それ程までに神経を研ぎ澄まさなければならない理由は何か、直後に小刻みに震える手が描写されることで視聴者には緊張していることが伝わります。
そしてその出来事は、唯一ルビィにだけ気付かれていました。姉の聖良ではなく、Aqoursメンバーの中でもルビィにのみ、というところがこの回のミソとなってきます。
王者として北海道地区に君臨するSaint Snowとは言えども、やはり高校生。
特に理亞の視点では姉の最後のチャンスとなる今大会は絶対に失敗できない本番の連続となるでしょう。その大切さは地方大会であるとか、予選であることは関係ないはずです。
その緊張やプレッシャーは、自分がこれまでに積み上げた練習を思い出し、本番の成功イメージをし続けることでしか跳ね返せません。
1期第8話や、HAPPY PARTY TRAINのPVでもとにかくストイックに練習を続ける姿が描かれていたルビィにとって、練習を思い出し緊張を鎮めるその姿は、自分とモロに重なったのだと思いますし、だからこそルビィのみが理亞の姿を見て、緊張していることに気付くことができたのかなと考えます。
1期でSaint Snowが発表した「SELF CONTROL!!」にて唄われている彼女達の心境は、そんな姿と重なってきます。
いま全て勝ちたい ただ前だけ見るって決めたよ
敵は誰? 敵は強い自分の恐怖さ
わかるでしょう?
強い怖れを捨てなくちゃ
誓うよ 君を 凄い場所へと連れてくよ
連れていきたい凄い場所。これはきっとお互いがお互いを高め合い、物理的には大会の決勝、その頂点へ。精神的には憧れのA-RISEと同じ景色を観られる、気高い王者の精神へ。
そして、それでも、そこまでの覚悟や決意をもってしても。
ふるえる指先知ってても 見ないで
大切なのは SELF CONTROL!!
緊張は襲いかかります。だからこそ自分を律する(SELF CONTROL)ことで震える指先を見なかったことにして、また、見せないようにしてステージに立つのです。
全ては勝つために。そして己に克つために。
ステージのシーン。新曲「DROPOUT!?」のゾクゾクするクールなイントロが流れると歓声が上がり、2人の姿が現れます。
しかし、この時の表情は対照的で、余裕ある笑みさえ浮かべる聖良に対し、理亞の顔には緊張がありありと浮かんでおり、しかも口元は描写されないという徹底っぷり。
彼女の抱えたプレッシャーは、(視聴者を含む)誰にも見ることができなかったのです。
曲の演奏シーンすらなく、次のカットでは結果発表後の場面へ移ります。
1期で散々ネタにされた「ダンスなう!」の歌詞ですが、今回彼女達にはその「今、踊っている」という瞬間すら用意されませんでした。

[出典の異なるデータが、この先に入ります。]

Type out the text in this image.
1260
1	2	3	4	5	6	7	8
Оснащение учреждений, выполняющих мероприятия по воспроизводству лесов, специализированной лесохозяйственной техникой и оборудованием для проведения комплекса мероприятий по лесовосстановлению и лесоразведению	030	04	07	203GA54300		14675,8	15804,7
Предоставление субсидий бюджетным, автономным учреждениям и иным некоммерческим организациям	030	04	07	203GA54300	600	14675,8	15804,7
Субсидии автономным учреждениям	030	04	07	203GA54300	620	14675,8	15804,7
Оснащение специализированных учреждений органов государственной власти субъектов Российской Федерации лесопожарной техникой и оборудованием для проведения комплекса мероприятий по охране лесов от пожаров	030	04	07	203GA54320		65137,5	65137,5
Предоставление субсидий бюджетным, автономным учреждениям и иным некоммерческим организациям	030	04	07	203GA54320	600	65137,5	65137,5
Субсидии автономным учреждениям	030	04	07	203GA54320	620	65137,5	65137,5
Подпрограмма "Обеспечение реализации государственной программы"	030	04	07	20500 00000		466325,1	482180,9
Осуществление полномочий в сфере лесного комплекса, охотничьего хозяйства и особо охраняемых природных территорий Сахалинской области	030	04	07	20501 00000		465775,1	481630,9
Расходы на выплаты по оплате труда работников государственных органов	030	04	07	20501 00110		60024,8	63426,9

「北海道地区に敵はいない」と前述しましたが、歌詞の通り、1番の敵は自分自身でした。そんな皮肉が襲いかかるのも、ある意味謝罪するだけでは禊にはならない彼女達の背負ってしまった負の役割だったとも考えられます。
●気付く人、気付かれない位置、気付く資格
Saint Snowの敗退を受け、これ以降はルビィの表情がピンポイントに抜かれ、何かを思う姿がこれでもかというくらいに描写されます。
前項で「役割」という話が出てきました。
ここから少しメタ視点の話となりますが、今回の話においては、キャラクターごとに役割分担がハッキリしており、その役割に当たらないキャラの動きについては他の役割ができないよう、強めの制約がかけられています。
まずは「黒澤ルビィ」。
彼女には理亞の機微を想い、彼女独自の視点から理亞の思考をトレースし、その心情を慮る「気付く人」の役割を与えられています。

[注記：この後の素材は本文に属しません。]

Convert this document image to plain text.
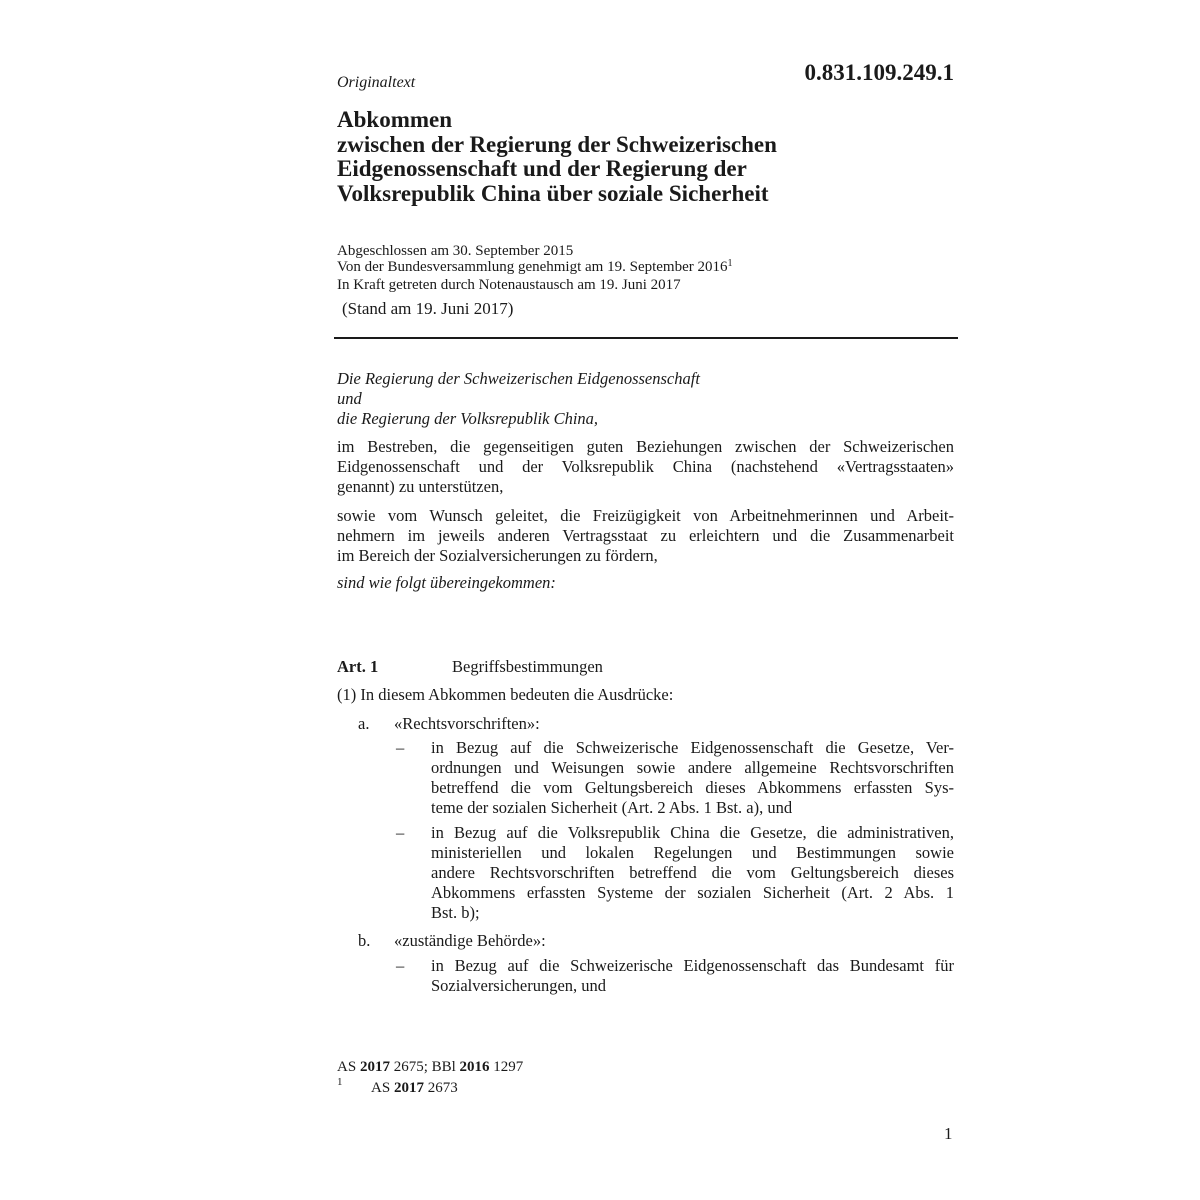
Originaltext	0.831.109.249.1
Abkommen
zwischen der Regierung der Schweizerischen
Eidgenossenschaft und der Regierung der
Volksrepublik China über soziale Sicherheit
Abgeschlossen am 30. September 2015
Von der Bundesversammlung genehmigt am 19. September 2016$^1$
In Kraft getreten durch Notenaustausch am 19. Juni 2017
(Stand am 19. Juni 2017)
Die Regierung der Schweizerischen Eidgenossenschaft
und
die Regierung der Volksrepublik China,
im Bestreben, die gegenseitigen guten Beziehungen zwischen der Schweizerischen
Eidgenossenschaft und der Volksrepublik China (nachstehend «Vertragsstaaten»
genannt) zu unterstützen,
sowie vom Wunsch geleitet, die Freizügigkeit von Arbeitnehmerinnen und Arbeit-
nehmern im jeweils anderen Vertragsstaat zu erleichtern und die Zusammenarbeit
im Bereich der Sozialversicherungen zu fördern,
sind wie folgt übereingekommen:
Art. 1	Begriffsbestimmungen
(1) In diesem Abkommen bedeuten die Ausdrücke:
a. «Rechtsvorschriften»:
– in Bezug auf die Schweizerische Eidgenossenschaft die Gesetze, Ver-
ordnungen und Weisungen sowie andere allgemeine Rechtsvorschriften
betreffend die vom Geltungsbereich dieses Abkommens erfassten Sys-
teme der sozialen Sicherheit (Art. 2 Abs. 1 Bst. a), und
– in Bezug auf die Volksrepublik China die Gesetze, die administrativen,
ministeriellen und lokalen Regelungen und Bestimmungen sowie
andere Rechtsvorschriften betreffend die vom Geltungsbereich dieses
Abkommens erfassten Systeme der sozialen Sicherheit (Art. 2 Abs. 1
Bst. b);
b. «zuständige Behörde»:
– in Bezug auf die Schweizerische Eidgenossenschaft das Bundesamt für
Sozialversicherungen, und
AS 2017 2675; BBl 2016 1297
1 AS 2017 2673
1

前述した努力の人であることや、3年生の姉を持つ妹であること等、理亞との共通項が多いことがその条件となっているのだと思われます。
そして「黒澤姉妹を除く7人のAqoursメンバー」。
彼女達はそういったルビィの動き、悩みや背負う気持ちについて今回は「気付くことができない」立場に固定されます。これは後述しますが、状況とルビィの動き方によるもので、彼女達が冷たいとかルビィを蔑ろにしている、という意味は含まれません。
最後に「黒澤ダイヤ」。
彼女が今回の物語の中で唯一「ルビィの機微を捉えられる」人物となります。何故彼女なのか、は彼女がルビィの姉であるからというもう一つの役割分担によって決定されたものだと思われます。ある意味では彼女の持つ資格、と言い換えても良いかもしれません。
ちなみに私達「視聴者」は、限りなくダイヤに近いポジションとなります。逆に言うと、視聴者から見えている情報のほとんどは、他のAqoursメンバーには見えていないことだということになります。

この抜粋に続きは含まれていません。